Paşalıktan emekli olduğunda sütçülük ve sebzecilik yaptı... Kendisini izleyen sivil polislere, elindeki torbaları taşıttı...
Milli Mücadele döneminin önemli isimlerinden Kazım Karabekir Paşa'nın hayatındaki önemli olaylar, hazırlanan belgeselle gözler önüne seriliyor.
Ermeni çocukların ''Yetimler Babası'' lakabını taktığı Karabekir Paşa, askerlikten emekli olduktan sonra bir dönem sütçülük ve sebzecilik yaparak geçimini sağlıyor.
Atatürk Üniversitesi (AÜ) İletişim Fakültesinde görevli Okutman Murat Bulut tarafından hazırlanan, ''Doğunun Büyük Kahramanı Kazım Karabekir'' isimli belgeselde, Türkiye Cumhuriyeti'nin kurulmasında büyük katkısı olan Karabekir'in bilinmeyen yönlerini duyurmaya çalıştıklarını söyledi.
Bulut, 6 aydır sürdürdükleri çalışmaların son aşamada olduğunu belirterek, belgesel film halindeki çalışmanın, bir kültür hizmeti olduğunu ve CD formatında isteyen herkese ulaştırılabileceğini ifade etti.

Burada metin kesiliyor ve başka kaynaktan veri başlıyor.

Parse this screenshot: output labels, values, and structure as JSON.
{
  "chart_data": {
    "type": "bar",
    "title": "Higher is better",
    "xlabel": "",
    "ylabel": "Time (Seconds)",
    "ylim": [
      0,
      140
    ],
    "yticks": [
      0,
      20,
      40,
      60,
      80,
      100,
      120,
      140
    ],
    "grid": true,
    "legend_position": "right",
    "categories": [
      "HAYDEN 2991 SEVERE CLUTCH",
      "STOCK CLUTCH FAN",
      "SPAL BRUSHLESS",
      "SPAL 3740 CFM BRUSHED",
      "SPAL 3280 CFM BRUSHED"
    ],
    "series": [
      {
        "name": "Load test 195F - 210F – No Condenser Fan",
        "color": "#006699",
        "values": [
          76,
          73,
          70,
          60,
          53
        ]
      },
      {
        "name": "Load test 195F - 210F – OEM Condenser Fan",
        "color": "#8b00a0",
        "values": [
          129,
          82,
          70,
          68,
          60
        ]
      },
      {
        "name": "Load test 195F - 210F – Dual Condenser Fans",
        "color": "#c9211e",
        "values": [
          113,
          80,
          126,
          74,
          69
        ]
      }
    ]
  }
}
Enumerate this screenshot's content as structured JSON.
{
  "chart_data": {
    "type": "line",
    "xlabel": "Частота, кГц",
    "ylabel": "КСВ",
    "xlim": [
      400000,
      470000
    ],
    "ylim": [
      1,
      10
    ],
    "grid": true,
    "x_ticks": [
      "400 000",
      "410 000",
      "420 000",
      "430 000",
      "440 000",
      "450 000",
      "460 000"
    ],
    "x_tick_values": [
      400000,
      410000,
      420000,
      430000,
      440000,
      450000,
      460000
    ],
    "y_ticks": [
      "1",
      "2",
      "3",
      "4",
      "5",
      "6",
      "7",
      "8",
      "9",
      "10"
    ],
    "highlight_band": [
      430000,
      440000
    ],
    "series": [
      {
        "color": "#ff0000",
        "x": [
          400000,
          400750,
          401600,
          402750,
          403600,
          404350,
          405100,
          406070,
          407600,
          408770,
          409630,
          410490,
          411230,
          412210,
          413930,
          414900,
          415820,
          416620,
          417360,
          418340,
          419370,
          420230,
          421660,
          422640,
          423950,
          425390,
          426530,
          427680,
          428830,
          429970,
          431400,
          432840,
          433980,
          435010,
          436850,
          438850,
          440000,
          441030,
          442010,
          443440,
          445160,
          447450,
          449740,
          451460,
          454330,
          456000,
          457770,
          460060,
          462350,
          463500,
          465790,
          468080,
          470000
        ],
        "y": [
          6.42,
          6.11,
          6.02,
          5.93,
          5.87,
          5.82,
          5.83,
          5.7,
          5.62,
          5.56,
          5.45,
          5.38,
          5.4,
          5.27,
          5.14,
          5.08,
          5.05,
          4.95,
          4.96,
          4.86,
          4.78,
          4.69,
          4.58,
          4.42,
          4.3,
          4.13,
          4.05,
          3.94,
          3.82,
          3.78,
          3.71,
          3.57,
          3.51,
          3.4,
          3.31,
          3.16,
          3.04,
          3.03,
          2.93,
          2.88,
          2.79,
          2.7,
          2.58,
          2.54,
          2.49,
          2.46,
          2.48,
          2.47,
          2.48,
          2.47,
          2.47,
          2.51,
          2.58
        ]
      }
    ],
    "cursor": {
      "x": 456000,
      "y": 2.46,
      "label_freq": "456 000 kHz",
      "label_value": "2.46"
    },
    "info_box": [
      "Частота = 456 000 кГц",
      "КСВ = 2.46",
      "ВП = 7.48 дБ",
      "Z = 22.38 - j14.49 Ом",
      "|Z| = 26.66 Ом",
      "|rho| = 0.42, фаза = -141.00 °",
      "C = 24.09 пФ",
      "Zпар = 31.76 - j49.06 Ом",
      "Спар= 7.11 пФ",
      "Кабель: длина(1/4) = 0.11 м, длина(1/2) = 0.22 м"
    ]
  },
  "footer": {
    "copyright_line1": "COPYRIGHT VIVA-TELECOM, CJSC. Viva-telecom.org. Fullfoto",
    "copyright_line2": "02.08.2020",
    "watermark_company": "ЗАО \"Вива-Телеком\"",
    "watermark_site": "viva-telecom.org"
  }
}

Çalışmada, Karabekir'in ''Hayatım'' adlı kitabından, kızları Timsal ve Hayat Karabekir'in anılarına ve daha birçok tarihi belgeye yer verdiklerini anlatan Bulut,
''Yaptığımız çalışmada, bu toprakların ne kadar büyük zorluklarla kazanıldığını bir kez daha gördük. İnanılmaz fedakarlıklar verildiğini gördük. Gençlerimizin bu bilinçte olmaları şart'' dedi.
ATATÜRK'E BAĞLILIK
Tarihi belgelere göre, Doğu'da Erzurum, Erzincan, Kars ve Sarıkamış'ın kurtuluşlarında büyük başarılara imza atan Kazım Karabekir, İstanbul hükümetinin Mustafa Kemal Atatürk'ün tutuklanması yönündeki emrine uymayarak, Atatürk'e ''Paşam ben ve kolordum emrinizdeyiz'' diyerek Atatürk'e bağlılığını gösterdi.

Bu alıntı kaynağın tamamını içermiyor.